Introduction
We shall see later (chapter 10) that it is now clear that particles such as protons, neutrons and π-mesons (pions), once thought to be ‘elementary’ are, in fact, made from more basic constituents, the quarks. Thus the force between, say, two neutrons is basically the resultant of the forces between two groups, each of three quarks. In this respect it is approximately analogous to the Van der Waals force between two molecules, each of which consists of several atoms. As in the case of atomic or molecular problems, so for particles it is in many instances, however, very useful to treat the forces between particles such as nucleons rather than the forces between their constituent quarks. Although many of the ideas concerning particle interactions were developed before quarks were identified as the constituents of nucleons and mesons, these ideas are, in general, not invalidated by the discovery of the quark structure and, indeed, the subject is perhaps best understood by means of this semi-historical approach.

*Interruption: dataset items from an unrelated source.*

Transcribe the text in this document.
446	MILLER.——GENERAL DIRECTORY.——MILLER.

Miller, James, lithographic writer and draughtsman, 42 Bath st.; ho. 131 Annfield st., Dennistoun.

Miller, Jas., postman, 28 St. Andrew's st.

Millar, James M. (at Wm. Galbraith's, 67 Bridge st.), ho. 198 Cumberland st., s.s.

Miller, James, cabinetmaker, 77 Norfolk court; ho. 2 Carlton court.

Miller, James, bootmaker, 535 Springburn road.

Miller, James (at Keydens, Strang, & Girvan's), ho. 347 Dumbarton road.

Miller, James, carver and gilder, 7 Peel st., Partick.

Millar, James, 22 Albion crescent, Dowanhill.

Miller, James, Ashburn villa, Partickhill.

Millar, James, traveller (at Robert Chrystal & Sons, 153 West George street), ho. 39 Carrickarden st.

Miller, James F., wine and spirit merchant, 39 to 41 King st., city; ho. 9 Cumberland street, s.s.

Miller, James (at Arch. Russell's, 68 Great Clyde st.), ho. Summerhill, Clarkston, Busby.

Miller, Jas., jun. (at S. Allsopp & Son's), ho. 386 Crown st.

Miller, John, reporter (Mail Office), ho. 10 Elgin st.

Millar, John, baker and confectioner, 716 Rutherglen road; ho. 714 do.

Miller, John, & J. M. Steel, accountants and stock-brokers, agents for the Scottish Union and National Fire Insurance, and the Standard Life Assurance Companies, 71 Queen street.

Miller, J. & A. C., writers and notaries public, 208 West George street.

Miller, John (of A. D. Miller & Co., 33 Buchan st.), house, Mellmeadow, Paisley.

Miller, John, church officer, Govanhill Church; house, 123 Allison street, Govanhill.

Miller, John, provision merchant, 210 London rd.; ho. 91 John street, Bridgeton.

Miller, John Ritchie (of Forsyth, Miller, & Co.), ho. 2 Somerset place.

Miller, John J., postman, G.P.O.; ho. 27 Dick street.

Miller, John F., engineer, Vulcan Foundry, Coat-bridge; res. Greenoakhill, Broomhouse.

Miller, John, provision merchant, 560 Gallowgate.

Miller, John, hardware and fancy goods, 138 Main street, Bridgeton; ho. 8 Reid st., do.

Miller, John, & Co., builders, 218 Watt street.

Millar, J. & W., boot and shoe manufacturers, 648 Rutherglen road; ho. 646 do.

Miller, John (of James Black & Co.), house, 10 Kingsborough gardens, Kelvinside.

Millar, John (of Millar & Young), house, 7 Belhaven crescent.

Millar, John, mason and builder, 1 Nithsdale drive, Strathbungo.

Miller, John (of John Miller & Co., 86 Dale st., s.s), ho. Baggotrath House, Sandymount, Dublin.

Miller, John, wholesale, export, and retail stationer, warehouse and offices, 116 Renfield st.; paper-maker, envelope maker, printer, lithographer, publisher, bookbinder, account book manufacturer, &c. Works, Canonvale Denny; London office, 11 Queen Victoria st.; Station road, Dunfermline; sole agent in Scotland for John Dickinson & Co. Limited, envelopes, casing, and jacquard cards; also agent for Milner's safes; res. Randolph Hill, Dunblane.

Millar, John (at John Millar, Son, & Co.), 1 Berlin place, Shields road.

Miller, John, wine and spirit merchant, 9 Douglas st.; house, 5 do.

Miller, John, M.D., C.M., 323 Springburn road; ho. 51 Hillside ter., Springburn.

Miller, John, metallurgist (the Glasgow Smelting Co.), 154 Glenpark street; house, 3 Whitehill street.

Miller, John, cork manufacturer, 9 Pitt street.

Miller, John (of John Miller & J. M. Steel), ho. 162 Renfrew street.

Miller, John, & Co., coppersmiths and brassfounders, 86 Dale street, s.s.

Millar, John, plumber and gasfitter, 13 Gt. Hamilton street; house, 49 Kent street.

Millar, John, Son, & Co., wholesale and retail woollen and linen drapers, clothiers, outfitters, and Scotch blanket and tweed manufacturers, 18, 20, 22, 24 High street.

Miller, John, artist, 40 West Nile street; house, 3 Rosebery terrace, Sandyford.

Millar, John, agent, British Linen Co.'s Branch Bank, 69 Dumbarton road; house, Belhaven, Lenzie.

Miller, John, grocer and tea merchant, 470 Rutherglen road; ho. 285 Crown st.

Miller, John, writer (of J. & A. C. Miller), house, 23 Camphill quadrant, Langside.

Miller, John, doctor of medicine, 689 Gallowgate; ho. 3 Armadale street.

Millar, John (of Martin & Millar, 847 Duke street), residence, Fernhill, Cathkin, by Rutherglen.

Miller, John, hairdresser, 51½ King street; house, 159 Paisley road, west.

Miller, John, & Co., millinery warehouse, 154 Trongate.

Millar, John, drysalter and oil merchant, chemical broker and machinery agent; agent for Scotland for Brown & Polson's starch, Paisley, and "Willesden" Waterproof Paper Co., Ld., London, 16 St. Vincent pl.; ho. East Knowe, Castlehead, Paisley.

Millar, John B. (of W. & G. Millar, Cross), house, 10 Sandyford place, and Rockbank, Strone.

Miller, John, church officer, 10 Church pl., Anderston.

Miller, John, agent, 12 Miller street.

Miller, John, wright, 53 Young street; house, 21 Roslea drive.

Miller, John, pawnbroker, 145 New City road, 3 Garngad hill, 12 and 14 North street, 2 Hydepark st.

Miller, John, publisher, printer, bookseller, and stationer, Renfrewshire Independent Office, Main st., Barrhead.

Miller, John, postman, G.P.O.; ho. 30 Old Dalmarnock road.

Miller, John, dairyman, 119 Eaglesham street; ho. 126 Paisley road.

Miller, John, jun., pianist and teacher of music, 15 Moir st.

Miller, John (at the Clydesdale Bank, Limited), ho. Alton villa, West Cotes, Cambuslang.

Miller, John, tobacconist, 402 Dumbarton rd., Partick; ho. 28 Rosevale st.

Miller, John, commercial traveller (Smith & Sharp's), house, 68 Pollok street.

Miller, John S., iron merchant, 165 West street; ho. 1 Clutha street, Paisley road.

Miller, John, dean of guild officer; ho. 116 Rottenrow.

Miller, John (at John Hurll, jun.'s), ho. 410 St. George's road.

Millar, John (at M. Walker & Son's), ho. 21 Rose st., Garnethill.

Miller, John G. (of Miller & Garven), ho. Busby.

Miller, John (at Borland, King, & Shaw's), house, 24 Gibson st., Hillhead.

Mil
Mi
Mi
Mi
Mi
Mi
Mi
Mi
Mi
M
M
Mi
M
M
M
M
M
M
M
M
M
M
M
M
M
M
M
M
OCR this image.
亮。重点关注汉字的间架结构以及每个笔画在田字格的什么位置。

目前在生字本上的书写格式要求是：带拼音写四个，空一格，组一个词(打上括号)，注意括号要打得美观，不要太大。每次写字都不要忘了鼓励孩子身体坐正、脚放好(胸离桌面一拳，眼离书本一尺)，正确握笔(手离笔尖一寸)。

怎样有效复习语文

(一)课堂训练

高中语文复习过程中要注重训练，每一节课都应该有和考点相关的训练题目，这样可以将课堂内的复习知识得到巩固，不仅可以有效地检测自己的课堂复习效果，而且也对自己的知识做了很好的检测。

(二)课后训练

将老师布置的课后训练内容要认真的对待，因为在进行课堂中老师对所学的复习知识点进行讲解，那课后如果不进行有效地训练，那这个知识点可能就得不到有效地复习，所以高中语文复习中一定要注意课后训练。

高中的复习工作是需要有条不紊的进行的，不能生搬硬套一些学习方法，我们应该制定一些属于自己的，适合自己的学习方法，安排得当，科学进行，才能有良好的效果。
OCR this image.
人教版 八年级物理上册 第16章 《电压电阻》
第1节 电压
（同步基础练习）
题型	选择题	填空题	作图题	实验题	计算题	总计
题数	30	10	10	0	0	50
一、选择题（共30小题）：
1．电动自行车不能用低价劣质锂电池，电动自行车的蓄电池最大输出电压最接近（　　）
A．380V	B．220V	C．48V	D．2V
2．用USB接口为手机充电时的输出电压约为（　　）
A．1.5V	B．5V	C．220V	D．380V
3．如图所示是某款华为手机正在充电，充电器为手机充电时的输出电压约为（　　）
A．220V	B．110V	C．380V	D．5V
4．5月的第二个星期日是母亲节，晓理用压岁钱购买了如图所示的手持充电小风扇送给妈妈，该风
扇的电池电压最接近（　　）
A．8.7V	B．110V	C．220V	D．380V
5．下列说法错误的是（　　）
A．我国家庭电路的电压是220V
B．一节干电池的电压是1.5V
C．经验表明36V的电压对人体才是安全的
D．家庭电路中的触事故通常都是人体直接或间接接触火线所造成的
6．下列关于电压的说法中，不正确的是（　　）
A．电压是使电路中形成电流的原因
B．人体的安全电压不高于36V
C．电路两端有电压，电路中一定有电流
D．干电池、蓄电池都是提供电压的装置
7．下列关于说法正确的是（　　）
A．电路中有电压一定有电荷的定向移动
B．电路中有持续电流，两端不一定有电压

Prediction of the π-mesons by Yukawa
The prediction of the existence of mesons, by Yukawa in 1935, and their subsequent discovery in the cosmic radiation, present one of the most striking examples of the interaction of theory and experiment in modern physics.
We can understand Yukawa's argument in a qualitative way as follows. It had become well established that electromagnetic forces could be well understood in terms of a field of which the quanta were photons.